Articles > Understanding Concurrency And Throttling In AWS Lambda Functions: Scaling Up For Serverless Efficiency

Understanding Concurrency And Throttling In AWS Lambda Functions: Scaling Up For Serverless Efficiency

Kelvin Onuchukwu

May 23, 2024

If you are writing Lambda functions for production, it is important to think about how your function scales and how performance can be affected by usage.
Yeah, I know. You might probably be thinking that being a "serverless" service, you don't have to worry about provisioning and scaling when it comes to AWS Lambda functions. Sorry to burst your bubble, you definitely have to think of scaling when deploying production-level Lambda functions.

Concurrency in AWS Lambda is the number of requests that your function can process simultaneously.
Generally, new containers are spawn up each time your lambda function is invoked. So, for every new invocation to your lambda function, new resources are created behind the scenes to handle these requests. If more than one invocation is made to your function at any given point in time, new containers are being spawn up to handle these "Concurrent" requests.

Concurrency is a fundamental concept in AWS Lambda, the serverless compute service offered by Amazon Web Services. It refers to the number of Lambda function executions that can be handled simultaneously. This directly impacts how your serverless applications respond to incoming requests and scale to meet demand.

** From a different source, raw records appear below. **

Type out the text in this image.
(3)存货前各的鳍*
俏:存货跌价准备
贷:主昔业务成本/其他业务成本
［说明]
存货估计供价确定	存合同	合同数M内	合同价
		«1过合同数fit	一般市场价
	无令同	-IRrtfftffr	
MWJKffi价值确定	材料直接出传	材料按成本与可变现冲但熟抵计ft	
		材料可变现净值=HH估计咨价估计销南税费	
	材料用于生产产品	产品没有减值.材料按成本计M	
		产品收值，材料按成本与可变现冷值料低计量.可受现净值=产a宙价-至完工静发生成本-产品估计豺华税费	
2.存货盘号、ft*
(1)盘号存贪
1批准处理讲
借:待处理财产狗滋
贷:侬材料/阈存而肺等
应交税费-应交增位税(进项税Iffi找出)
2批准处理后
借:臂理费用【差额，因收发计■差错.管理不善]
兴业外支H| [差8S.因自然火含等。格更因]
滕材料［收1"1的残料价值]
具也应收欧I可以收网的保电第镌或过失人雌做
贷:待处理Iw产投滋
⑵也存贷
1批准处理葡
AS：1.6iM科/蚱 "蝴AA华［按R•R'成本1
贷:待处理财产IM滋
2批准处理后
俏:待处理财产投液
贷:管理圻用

Understanding Concurrency in Lambda

In essence, each concurrent execution of a Lambda function runs within a separate instance of the Lambda execution environment. These environments are ephemeral containers pre-provisioned with the necessary resources to run your function code. When a Lambda function is invoked, Lambda allocates an execution environment to process the request.
By default, Lambda operates on a shared concurrency model. This means that all your Lambda functions in a specific region share a pool of concurrency units (typically 1000 per region). As your functions receive more requests, Lambda automatically scales the number of execution environments provisioned to handle them, up to the limit of available concurrency.
Concurrency is a very important aspect to consider, because they can cause your applications to fail due to a concept called Throttling.

By default, there are 1000 units of concurrency allocated to each AWS account per region. This capacity is shared by all the functions in your account, per region. What this implies is that no function in your account can be invoked simultaneously by a rate of more than 1000 times. And if more functions are being invoked at the same time, they will share from the 1000 available units.
Of course, this is a soft limit and can be raised by filing a support ticket with AWS.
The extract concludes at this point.